Eu chorei, quem não chorou?
Chorei a perda de meu país para os ditadores do falso milagre.
Chorei a anistia, chorei a queda do Muro de Berlim.
Aliás, chorei o nazismo, chorei o Apartheid e a morte do sonho de igualdade entre os homens.
Chorei a injustiça nossa de cada dia, que consagra ladrões de terno e gravata e relega homens de bem às calçadas da indiferença.
Por isso chorei quando me senti injustiçado, mesmo que durante noventa minutos de um jogo. Ora, o que é um jogo? A vida é um jogo. Meu jogo é minha vida.
Mas chorei com dignidade, porque as lágrimas me foram concebidas com o milagre da vida. Com elas me entristeço, dou gritos de alegria, mostro minha revolta, revelo minha gratidão. Com elas vivo meu jogo diário de vitórias e derrotas.
Eu não atiro.
Armas foram feitas por homens para matar homens.
Para matar sonhos, para plantar a desigualdade, para semear a discórdia e dizimar a humanidade.
Infeliz de quem atira no companheiro de trabalho, no colega de equipe, na alegria de um gol, no adversário de campo, na euforia da vitória, no time que o acolheu.
De quem nasceu para atirar só posso lamentar o choro dissimulado que não verte lágrimas e debocha do sentimento alheio.

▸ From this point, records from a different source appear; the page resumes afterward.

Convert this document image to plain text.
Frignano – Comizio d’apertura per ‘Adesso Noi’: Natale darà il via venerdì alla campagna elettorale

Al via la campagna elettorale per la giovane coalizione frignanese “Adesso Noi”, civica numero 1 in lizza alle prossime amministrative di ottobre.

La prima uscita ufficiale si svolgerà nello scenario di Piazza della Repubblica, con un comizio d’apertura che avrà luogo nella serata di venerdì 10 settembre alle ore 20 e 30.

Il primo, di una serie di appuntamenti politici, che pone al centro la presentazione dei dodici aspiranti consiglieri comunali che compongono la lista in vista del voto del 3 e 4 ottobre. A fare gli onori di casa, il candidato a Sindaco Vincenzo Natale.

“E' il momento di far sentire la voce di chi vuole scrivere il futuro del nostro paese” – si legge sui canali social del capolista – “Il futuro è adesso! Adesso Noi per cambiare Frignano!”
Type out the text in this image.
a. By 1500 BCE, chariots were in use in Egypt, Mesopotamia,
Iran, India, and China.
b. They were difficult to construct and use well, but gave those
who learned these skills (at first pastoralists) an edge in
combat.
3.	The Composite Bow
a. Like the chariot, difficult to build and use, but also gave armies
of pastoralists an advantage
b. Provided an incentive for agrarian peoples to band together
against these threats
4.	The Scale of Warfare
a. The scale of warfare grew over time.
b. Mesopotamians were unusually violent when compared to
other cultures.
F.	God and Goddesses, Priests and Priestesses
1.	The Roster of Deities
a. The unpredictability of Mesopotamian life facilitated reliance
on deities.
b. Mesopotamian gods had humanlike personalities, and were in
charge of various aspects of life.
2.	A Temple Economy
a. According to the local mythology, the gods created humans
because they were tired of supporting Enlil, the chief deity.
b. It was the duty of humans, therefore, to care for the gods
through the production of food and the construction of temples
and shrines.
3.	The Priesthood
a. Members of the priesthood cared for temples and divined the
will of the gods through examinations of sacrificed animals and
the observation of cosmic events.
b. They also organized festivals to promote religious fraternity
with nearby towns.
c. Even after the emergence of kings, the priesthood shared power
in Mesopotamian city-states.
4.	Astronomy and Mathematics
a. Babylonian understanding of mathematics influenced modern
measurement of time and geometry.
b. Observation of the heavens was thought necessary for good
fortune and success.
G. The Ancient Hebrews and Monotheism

Porque artilheiro de verdade só sabe atirar bolas para o gol. Ele balança redes e espalha alegria para um povo sofrido, que junta cada centavo de seu mês curto para expurgar suas frustrações e se alegrar por míseros noventa minutos.
Meu artilheiro veste o branco da paz, o preto do luto no momento devido e sabe chorar na derrota. Por isso, seguirei aplaudindo até seus erros em campo, porque sei que seu esforço é fruto sua dignidade.